Postmarketing safety evaluation of belimumab: a pharmacovigilance analysis

Objective The present study aimed to provide a comprehensive evaluation of the postmarketing safety of belimumab based on the Food and Drug Administration Adverse Event Reporting System (FAERS) database. Methods Adverse event (AE) reports in the FAERS database from January 2021 to December 2023 were extracted to perform the disproportionality analysis by calculating the reporting OR. The clinical characteristics and onset times of AEs were investigated.
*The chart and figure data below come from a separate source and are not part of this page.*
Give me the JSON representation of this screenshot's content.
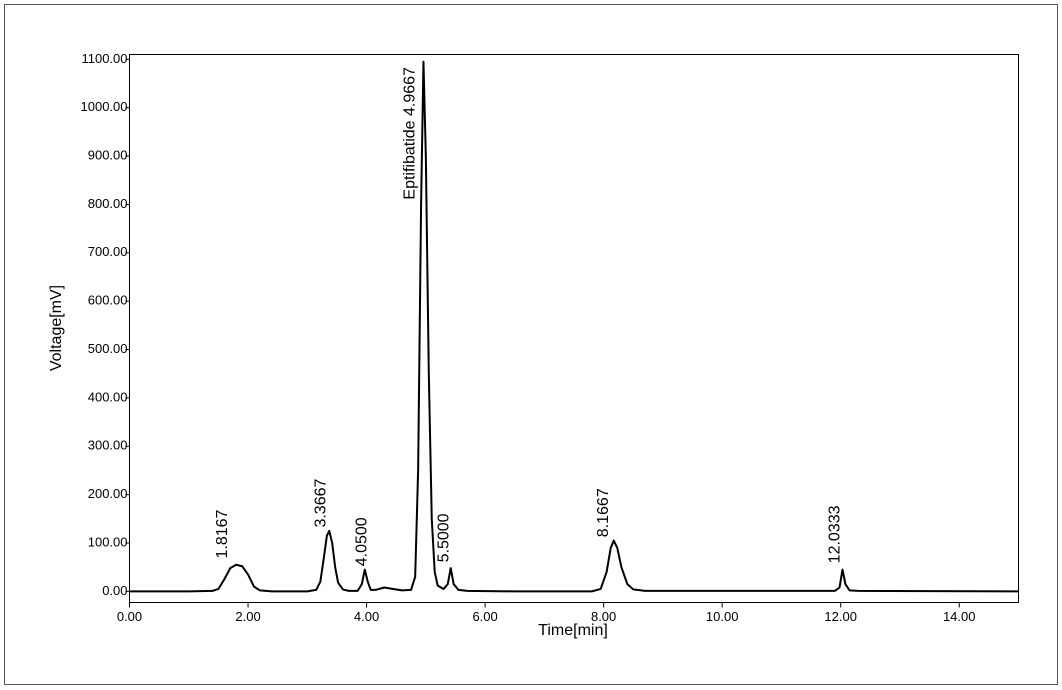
{
  "chart_data": {
    "type": "line",
    "xlabel": "Time[min]",
    "ylabel": "Voltage[mV]",
    "xlim": [
      0,
      15
    ],
    "ylim": [
      -23,
      1110
    ],
    "xticks": [
      {
        "value": 0,
        "label": "0.00"
      },
      {
        "value": 2,
        "label": "2.00"
      },
      {
        "value": 4,
        "label": "4.00"
      },
      {
        "value": 6,
        "label": "6.00"
      },
      {
        "value": 8,
        "label": "8.00"
      },
      {
        "value": 10,
        "label": "10.00"
      },
      {
        "value": 12,
        "label": "12.00"
      },
      {
        "value": 14,
        "label": "14.00"
      }
    ],
    "yticks": [
      {
        "value": 0,
        "label": "0.00"
      },
      {
        "value": 100,
        "label": "100.00"
      },
      {
        "value": 200,
        "label": "200.00"
      },
      {
        "value": 300,
        "label": "300.00"
      },
      {
        "value": 400,
        "label": "400.00"
      },
      {
        "value": 500,
        "label": "500.00"
      },
      {
        "value": 600,
        "label": "600.00"
      },
      {
        "value": 700,
        "label": "700.00"
      },
      {
        "value": 800,
        "label": "800.00"
      },
      {
        "value": 900,
        "label": "900.00"
      },
      {
        "value": 1000,
        "label": "1000.00"
      },
      {
        "value": 1100,
        "label": "1100.00"
      }
    ],
    "grid": false,
    "color": "#000000",
    "x": [
      0,
      1.0,
      1.4,
      1.5,
      1.6,
      1.7,
      1.8,
      1.9,
      2.0,
      2.1,
      2.2,
      2.4,
      3.0,
      3.15,
      3.22,
      3.28,
      3.33,
      3.37,
      3.42,
      3.47,
      3.52,
      3.6,
      3.7,
      3.85,
      3.92,
      3.97,
      4.02,
      4.07,
      4.15,
      4.3,
      4.45,
      4.6,
      4.75,
      4.82,
      4.87,
      4.92,
      4.96,
      5.0,
      5.05,
      5.1,
      5.15,
      5.2,
      5.3,
      5.37,
      5.42,
      5.47,
      5.55,
      5.7,
      6.5,
      7.8,
      7.95,
      8.05,
      8.12,
      8.17,
      8.23,
      8.3,
      8.4,
      8.5,
      8.7,
      11.9,
      11.98,
      12.03,
      12.08,
      12.15,
      12.3,
      15
    ],
    "values": [
      0,
      0,
      1,
      5,
      25,
      48,
      55,
      52,
      35,
      10,
      2,
      0,
      0,
      3,
      20,
      70,
      115,
      125,
      100,
      50,
      18,
      4,
      1,
      1,
      15,
      45,
      20,
      3,
      3,
      8,
      5,
      2,
      3,
      30,
      250,
      800,
      1095,
      900,
      450,
      150,
      40,
      12,
      5,
      15,
      48,
      15,
      3,
      1,
      0,
      0,
      5,
      40,
      90,
      105,
      90,
      50,
      15,
      4,
      1,
      1,
      8,
      45,
      15,
      2,
      1,
      0
    ],
    "annotations": [
      {
        "text": "1.8167",
        "x": 1.57,
        "y": 68
      },
      {
        "text": "3.3667",
        "x": 3.24,
        "y": 132
      },
      {
        "text": "4.0500",
        "x": 3.93,
        "y": 52
      },
      {
        "text": "Eptifibatide 4.9667",
        "x": 4.74,
        "y": 810
      },
      {
        "text": "5.5000",
        "x": 5.31,
        "y": 60
      },
      {
        "text": "8.1667",
        "x": 8.0,
        "y": 112
      },
      {
        "text": "12.0333",
        "x": 11.91,
        "y": 58
      }
    ]
  }
}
The differences across ages and regions in belimumab-related AEs were also explored. Results A total of 4 974 201 AE reports were retrieved from the FAERS database, among which 9782 reports were related to belimumab. 485 positive safety signals related to belimumab were identified. In addition to the labelled AEs, such as depression and infections, new unexpected AEs, including product dose omission issue and inappropriate schedule of product administration, were identified. The median onset time of belimumab-related AEs was 75 days. Moreover, our analysis revealed frequently reported AEs in paediatric patients, such as systemic lupus erythematosus, and in adult patients, such as injection site pain. Additionally, AEs such as drug ineffective were commonly reported in patients of North America, Asia and Europe, while AEs, including an inappropriate schedule of product administration, had a high incidence in patients of South America. Conclusion The current study provides a valuable evaluation of the postmarketing safety of belimumab. Further studies are required to validate and confirm these findings. Clinicians should be vigilant regarding these potential AEs and pay more attention to the proper dosage regimen of belimumab in clinical practice.